La storia dell’albenganese Paolo Sarullo a Roma: prima dal Papa, poi in Parlamento

La famiglia e la Fondazione Uniti per Paolo hanno presentato i progetti per la battaglia nazionale contro la violenza giovanile. Il Pontefice in videochiamata con il giovane

Da Albenga a Roma: la Fondazione Uniti per Paolo protagonista nel pomeriggio di ieri (25 marzo) nella sala Tatarella della Camera dei Deputati. Nel corso dell’incontro sono stati presentati i progetti dell’associazione e portato all’attenzione delle istituzioni e dell’opinione pubblica l’impegno che intende sviluppare in ambito sociale. Al centro, la storia dell’albenganese Paolo Sarullo, divenuta simbolo di una battaglia di rinascita e perdono che coinvolge l’intera collettività.

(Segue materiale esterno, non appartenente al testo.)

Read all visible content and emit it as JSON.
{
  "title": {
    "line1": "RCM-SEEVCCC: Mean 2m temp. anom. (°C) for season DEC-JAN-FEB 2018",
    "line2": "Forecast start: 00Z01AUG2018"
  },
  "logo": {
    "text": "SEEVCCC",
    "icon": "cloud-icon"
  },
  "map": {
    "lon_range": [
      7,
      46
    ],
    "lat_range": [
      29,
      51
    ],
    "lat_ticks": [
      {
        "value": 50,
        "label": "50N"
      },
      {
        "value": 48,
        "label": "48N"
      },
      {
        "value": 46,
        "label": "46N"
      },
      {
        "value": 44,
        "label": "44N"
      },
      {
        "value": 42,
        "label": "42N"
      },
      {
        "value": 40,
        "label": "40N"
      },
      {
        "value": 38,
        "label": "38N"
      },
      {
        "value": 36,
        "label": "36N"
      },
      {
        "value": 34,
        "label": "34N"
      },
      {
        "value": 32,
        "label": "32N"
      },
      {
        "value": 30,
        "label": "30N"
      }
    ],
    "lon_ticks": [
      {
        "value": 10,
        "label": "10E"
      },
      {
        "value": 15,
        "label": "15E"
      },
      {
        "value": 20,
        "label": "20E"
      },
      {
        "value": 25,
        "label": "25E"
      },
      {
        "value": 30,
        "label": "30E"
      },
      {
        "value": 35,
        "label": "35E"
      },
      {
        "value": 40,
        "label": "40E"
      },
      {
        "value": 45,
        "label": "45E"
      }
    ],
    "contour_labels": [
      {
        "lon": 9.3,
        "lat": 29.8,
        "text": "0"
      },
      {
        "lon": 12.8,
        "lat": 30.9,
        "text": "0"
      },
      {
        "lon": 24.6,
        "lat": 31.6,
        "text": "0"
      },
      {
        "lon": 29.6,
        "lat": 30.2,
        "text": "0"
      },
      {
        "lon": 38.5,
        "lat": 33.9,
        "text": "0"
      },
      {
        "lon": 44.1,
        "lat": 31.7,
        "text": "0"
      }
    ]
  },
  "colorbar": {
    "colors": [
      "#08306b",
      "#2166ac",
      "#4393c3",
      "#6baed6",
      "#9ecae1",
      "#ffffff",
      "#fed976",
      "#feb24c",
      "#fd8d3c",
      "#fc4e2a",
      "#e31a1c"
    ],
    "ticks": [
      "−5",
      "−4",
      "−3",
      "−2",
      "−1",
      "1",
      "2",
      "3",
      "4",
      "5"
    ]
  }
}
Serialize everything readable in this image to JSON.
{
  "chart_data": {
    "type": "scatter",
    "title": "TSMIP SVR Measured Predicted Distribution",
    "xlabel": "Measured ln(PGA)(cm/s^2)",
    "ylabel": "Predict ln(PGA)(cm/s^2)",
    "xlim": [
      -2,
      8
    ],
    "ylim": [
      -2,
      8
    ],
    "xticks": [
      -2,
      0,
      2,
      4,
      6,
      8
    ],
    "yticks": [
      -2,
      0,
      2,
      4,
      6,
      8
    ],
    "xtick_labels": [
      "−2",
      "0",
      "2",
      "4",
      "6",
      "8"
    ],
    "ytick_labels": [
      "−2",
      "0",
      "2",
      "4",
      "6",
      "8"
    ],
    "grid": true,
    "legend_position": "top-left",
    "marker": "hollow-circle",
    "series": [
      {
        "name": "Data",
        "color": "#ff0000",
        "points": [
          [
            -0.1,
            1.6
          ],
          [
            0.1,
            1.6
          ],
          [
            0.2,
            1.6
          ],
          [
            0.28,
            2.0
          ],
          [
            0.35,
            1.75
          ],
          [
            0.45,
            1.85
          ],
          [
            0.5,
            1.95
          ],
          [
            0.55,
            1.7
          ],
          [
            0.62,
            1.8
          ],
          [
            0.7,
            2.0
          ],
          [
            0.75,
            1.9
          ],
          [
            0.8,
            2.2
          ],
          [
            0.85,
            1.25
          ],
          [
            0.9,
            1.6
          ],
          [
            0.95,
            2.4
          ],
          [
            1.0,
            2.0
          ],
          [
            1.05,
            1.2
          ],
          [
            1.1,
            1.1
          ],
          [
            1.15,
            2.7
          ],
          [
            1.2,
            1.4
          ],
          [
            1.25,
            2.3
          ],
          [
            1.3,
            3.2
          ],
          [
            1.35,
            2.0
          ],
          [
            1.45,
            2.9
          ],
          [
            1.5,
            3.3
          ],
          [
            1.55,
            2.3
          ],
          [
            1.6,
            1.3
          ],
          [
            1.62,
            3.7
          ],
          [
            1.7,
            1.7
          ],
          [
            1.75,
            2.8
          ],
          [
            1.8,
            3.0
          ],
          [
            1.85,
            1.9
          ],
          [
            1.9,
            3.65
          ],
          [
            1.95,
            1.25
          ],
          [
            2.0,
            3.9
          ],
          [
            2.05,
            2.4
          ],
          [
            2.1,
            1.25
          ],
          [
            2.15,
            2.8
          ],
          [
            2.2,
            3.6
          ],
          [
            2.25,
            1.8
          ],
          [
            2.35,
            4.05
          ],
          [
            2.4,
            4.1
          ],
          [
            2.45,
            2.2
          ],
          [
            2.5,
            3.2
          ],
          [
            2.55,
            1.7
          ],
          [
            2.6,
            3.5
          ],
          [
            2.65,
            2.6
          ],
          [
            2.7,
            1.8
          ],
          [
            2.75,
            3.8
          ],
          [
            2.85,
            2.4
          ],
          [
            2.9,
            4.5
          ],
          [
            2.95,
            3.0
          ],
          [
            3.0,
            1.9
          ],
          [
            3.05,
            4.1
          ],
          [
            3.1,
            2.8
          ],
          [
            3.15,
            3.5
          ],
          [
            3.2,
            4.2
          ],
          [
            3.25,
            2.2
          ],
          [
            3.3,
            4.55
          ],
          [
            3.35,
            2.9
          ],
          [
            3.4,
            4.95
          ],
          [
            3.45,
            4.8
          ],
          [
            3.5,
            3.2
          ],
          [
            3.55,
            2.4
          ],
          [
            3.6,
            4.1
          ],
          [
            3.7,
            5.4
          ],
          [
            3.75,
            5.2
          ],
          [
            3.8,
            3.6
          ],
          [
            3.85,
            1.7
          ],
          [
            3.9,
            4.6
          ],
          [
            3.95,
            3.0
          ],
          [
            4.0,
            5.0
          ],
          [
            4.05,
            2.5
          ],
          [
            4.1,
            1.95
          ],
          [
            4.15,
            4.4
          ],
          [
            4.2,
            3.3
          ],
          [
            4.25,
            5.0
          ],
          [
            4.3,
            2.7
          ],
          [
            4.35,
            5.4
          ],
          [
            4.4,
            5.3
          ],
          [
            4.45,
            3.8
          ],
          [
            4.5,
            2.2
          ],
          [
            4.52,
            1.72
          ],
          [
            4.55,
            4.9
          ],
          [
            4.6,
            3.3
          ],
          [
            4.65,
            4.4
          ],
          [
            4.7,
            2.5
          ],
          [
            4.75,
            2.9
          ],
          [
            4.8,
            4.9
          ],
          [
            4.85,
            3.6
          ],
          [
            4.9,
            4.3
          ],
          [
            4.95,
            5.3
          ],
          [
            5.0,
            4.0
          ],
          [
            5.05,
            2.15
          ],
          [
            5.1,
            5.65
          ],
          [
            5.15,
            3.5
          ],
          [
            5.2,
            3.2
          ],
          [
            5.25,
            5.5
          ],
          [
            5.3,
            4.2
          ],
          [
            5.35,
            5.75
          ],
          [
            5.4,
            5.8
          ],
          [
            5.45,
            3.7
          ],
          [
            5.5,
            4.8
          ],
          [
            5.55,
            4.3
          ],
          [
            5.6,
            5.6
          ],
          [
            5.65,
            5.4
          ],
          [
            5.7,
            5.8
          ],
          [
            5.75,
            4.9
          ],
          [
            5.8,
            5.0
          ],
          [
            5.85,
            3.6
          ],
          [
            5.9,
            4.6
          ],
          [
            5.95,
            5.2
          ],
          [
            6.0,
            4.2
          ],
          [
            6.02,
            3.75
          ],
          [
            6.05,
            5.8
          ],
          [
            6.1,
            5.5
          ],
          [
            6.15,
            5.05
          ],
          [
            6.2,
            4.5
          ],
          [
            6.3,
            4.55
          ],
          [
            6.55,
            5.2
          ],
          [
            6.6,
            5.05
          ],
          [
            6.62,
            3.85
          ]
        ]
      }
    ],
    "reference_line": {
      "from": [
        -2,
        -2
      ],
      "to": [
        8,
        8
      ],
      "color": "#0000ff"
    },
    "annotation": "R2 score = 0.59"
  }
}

Prima dell’incontro istituzionale, il Santo Padre ha espresso una sentita vicinanza a Paolo, collegato in videochiamata, alla sua storia, alla fondazione e ai numerosi progetti in fase di sviluppo. Un segno alto e significativo di sostegno e riconoscimento, anche da parte del Pontefice, del valore umano e sociale dell’impegno portato avanti dall’associazione. Paolo non ha potuto essere presente, ma Papa Leone XIV lo ha invitato nuovamente a San Pietro e lo aspetta.

Nell’incontro alla Camera, la fondazione ha ribadito con forza quanto sia fondamentale il sostegno politico istituzionale per dare continuità e concretezza alle iniziative che hanno studiato nella sensibilizzazione e a contrasto della violenza giovanile. “Un messaggio chiaro, condiviso anche dall’onorevole Beatriz Colombo (FdI) – spiega Rossella Lamarra, parente e presidente della fondazione -, che ha sottolineato l’importanza di un appoggio partitico trasversale e convinto: il sociale, infatti, deve essere un terreno di unione e non di divisione politica”.

La Fondazione Uniti per Paolo Ets, attraverso il proprio lavoro e la testimonianza diretta di Paolo, ha presentato due disegni di legge che mirano a rispondere in modo strutturale a bisogni reali e urgenti: “Si tratta di proposte nate dall’esperienza sul campo e dalla volontà di trasformare una storia personale in un’opportunità di cambiamento per molti. L’auspicio – aggiunge -è che i disegni di legge possano trovare quanto prima un percorso concreto di approvazione unanime, grazie alla collaborazione delle istituzioni e al sostegno e convergenza di tutte le forze politiche”.

“La nostra storia – affermano dalla Fondazione – dimostra che il sociale non ha colore politico: è un impegno comune, che deve vedere tutti uniti per costruire risposte efficaci e durature”.